Akdeniz'de it dalaşı dönemi
İsrail'e karşı uygulanacak "Doğu Akdeniz'de seyrüsefer serbestisi" kapsamında 3 Türk firkateyni Akdeniz'e çıkıyor.
Türk Donanması'nın Akdeniz'de görev yapması için Güney Deniz Saha Komutanlığı'nda hazırlıklar başladı. İsrail'e karşı uygulanacak "Doğu Akdeniz'de seyrüsefer serbestisi" yaptırımı kapsamında 3 Türk firkateynin görev yapması planlanıyor. 3 firkateyn, Gazze'ye yardım götürecek sivil gemilere de koruma sağlayacak. Doğu Akdeniz'de devriye görevi yapacak gemilerin seyrüsefer serbestisi, Ege hava sahasında Yunanistan'a karşı uygulanan politikanın benzeri şeklinde gerçekleşecek. İsrail, kara sularının bittiği 12 mil dışında herhangi bir gemiye müdahale ederse Türk donanması devreye girecek. Türk gemileri, Türkiye'nin uluslararası sular olarak kabul ettiği 12 mil dışındaki bölgede İsrail donanmasından bir gemiyle karşı karşıya gelinmesi durumunda uzaklaşmak yerine 100 metreye kadar ilerleyecek. Karşı geminin silah sistemlerini kilitleyecek. Böylece Ege Hava sahasında savaş uçaklarıyla yaşanan it dalaşlarının bir benzeri Doğu Akdeniz'de gemiler arasında gerçekleşecek. Ege'deki 'it dalaşının' ardında iki ülkenin hava sahası sınırları ve FIR hattını farklı yorumlaması yatıyor. Yunanistan, karasuları 6 mil olan adaların hava sahasının 10 mil olduğu iddiasında. Türkiye ise karasuları ile hava sahasının aynı genişlikte olması gerektiğini, Yunanistan'ın "egemenlik hattı" olarak gördüğü alanın uluslararası hava sahası olduğunu savunuyor.
SAYI VE TEKNOLOJİ
Başbakan Erdoğan'ın Gazze'ye gidecek olası yardım gemilerine Türk Donanması'nın eşlik edeceği açıklamasından sonra dikkatler Deniz Kuvvetleri Komutanlığı'nın envanterine çevrildi. 4 değişik sınıfta 17 fırkateyni olan Deniz Kuvvetleri Komutanlığı'nın 6 korveti ve 14 adet denizaltısı bulunuyor. Deniz araçları ve personel açısından Türkiye, İsrail'den daha üstün. İsrail'in ise 13 torpido gemisi, 3 denizaltısı, 2 anti denizaltı gemisi ve 3 hava destek gemisi var. Ancak İsrail'in silah sistemleri son teknolojiyle donatılmış durumda. Güdümlü mermilerle donatılan gemiler 120 mil öteden hedef vurabiliyor.
DIŞ BASIN: İsrail yalnız
La Repubblica: İsrail hükümeti bölgede yaşanan son gelişmeler sonrası daha yalnız kaldı. Mavi Marmara saldırısı için Türkiye'den özür dilememesine, Suriye'deki karışık durum ve Mısır ile yaşadığı gerilimlere son olarak Mısırlı protestocuların İsrail'in Kahire Büyükelçiğine girmesi eklenince İsrail'in bölgesinde giderek izole oldu.

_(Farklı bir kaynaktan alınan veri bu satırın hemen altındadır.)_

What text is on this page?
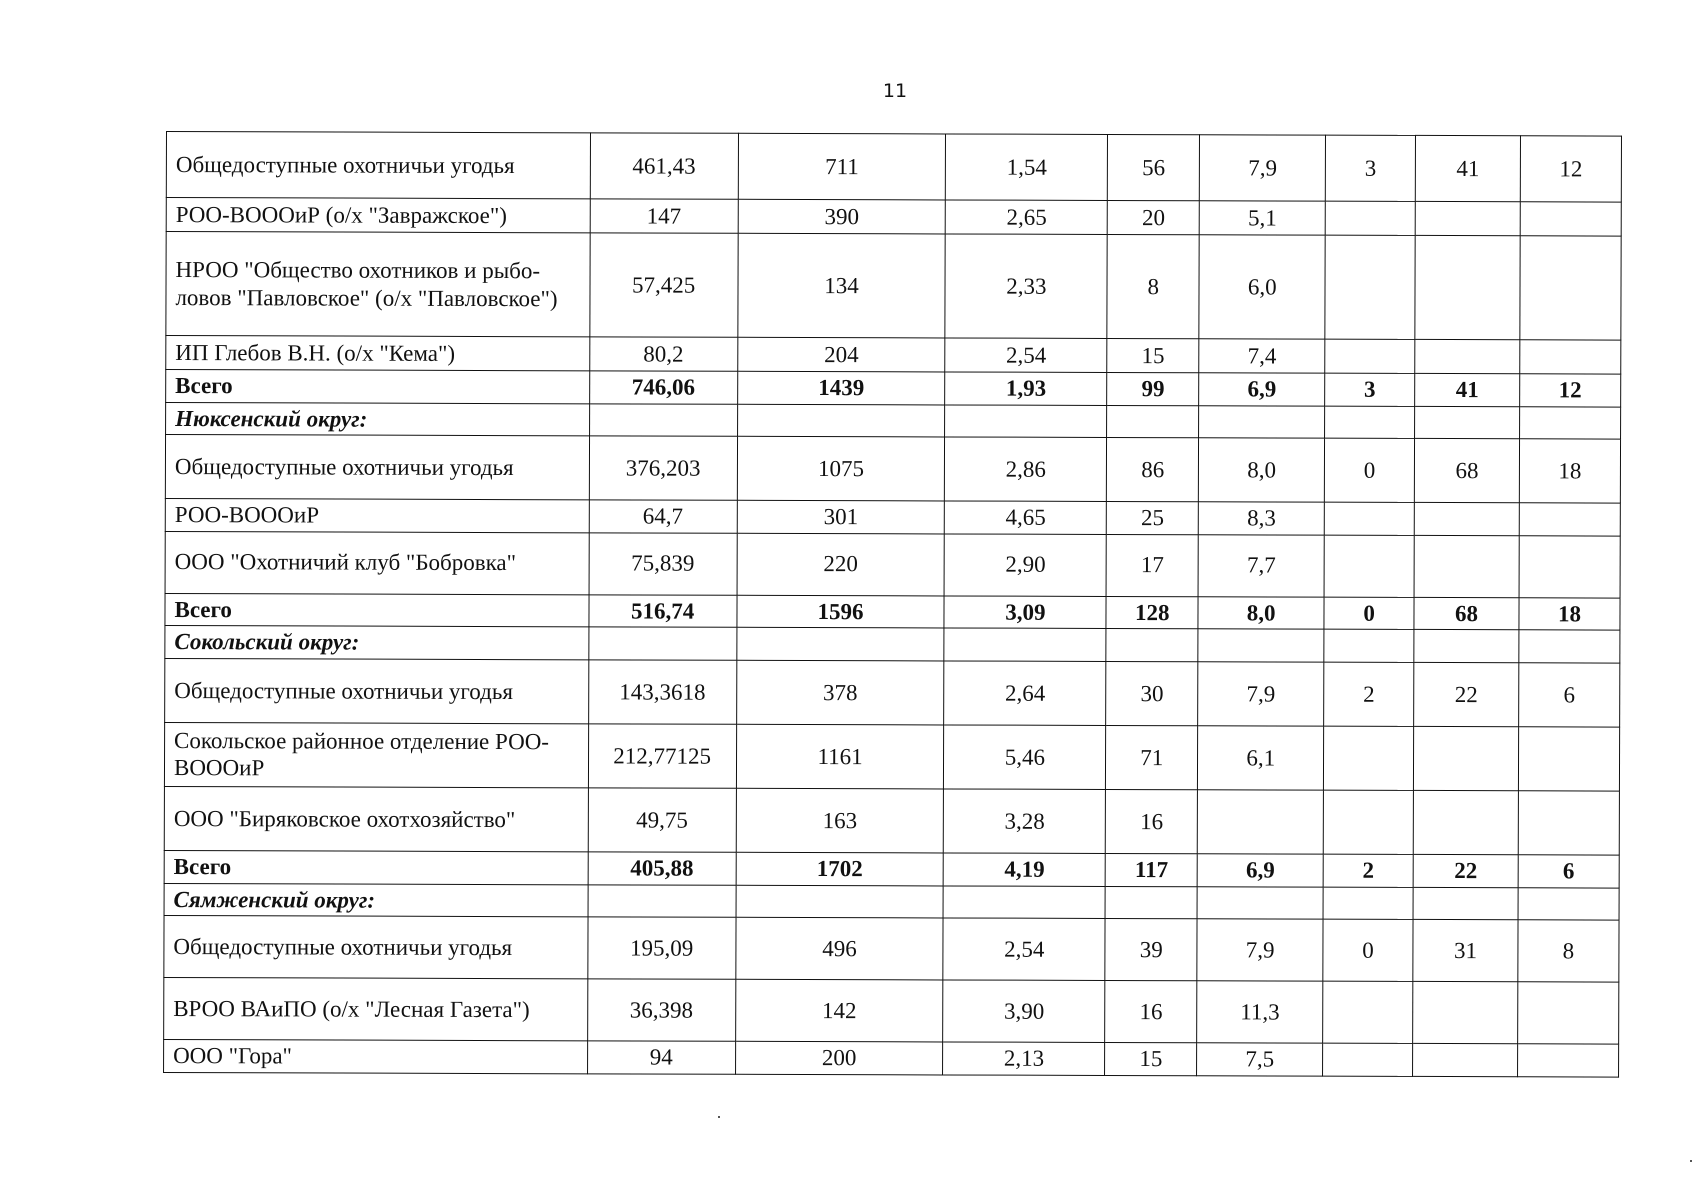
11
Общедоступные охотничьи угодья	461,43	711	1,54	56	7,9	3	41	12
РОО-ВОООиР (о/х "Завражское")	147	390	2,65	20	5,1			
НРОО "Общество охотников и рыбо-ловов "Павловское" (о/х "Павловское")	57,425	134	2,33	8	6,0			
ИП Глебов В.Н. (о/х "Кема")	80,2	204	2,54	15	7,4			
Всего	746,06	1439	1,93	99	6,9	3	41	12
Нюксенский округ:								
Общедоступные охотничьи угодья	376,203	1075	2,86	86	8,0	0	68	18
РОО-ВОООиР	64,7	301	4,65	25	8,3			
ООО "Охотничий клуб "Бобровка"	75,839	220	2,90	17	7,7			
Всего	516,74	1596	3,09	128	8,0	0	68	18
Сокольский округ:								
Общедоступные охотничьи угодья	143,3618	378	2,64	30	7,9	2	22	6
Сокольское районное отделение РОО-ВОООиР	212,77125	1161	5,46	71	6,1			
ООО "Биряковское охотхозяйство"	49,75	163	3,28	16				
Всего	405,88	1702	4,19	117	6,9	2	22	6
Сямженский округ:								
Общедоступные охотничьи угодья	195,09	496	2,54	39	7,9	0	31	8
ВРОО ВАиПО (о/х "Лесная Газета")	36,398	142	3,90	16	11,3			
ООО "Гора"	94	200	2,13	15	7,5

Corriere della Sera: Başbakan Erdoğan Mısır'da başlayarak 'Arap baharı' turunu çıkıyor. Mısır, Libya ve Tunus gibi ülkeleri uzun yıllardır yöneten liderlerin devrilmesinden sonra Erdoğan bölgeye giden ilk lider oldu.
Haaretz: İsrail'in, Türkiye ve Mısır ile yaşadığı krizler Gazze savaşının bedeli. Şok dalgaları şimdi geliyorlar ve çok büyükler. Her gün, yeni tehlikeler içeriyor. Bazıları da, İsrail'in saldırganlığının, küstahlığının ve dikkatsizliğinin ürünüdür. Sonucu şudur: Bölgede İsrail'i kabul eden yegane iki ülke Türkiye ve Mısır, İsrail ilişkilerini yakıyorlar. Birincisi bir hükümet kararıyla, ikincisi ile öfkeli bir kalabalığının aracılığıyla.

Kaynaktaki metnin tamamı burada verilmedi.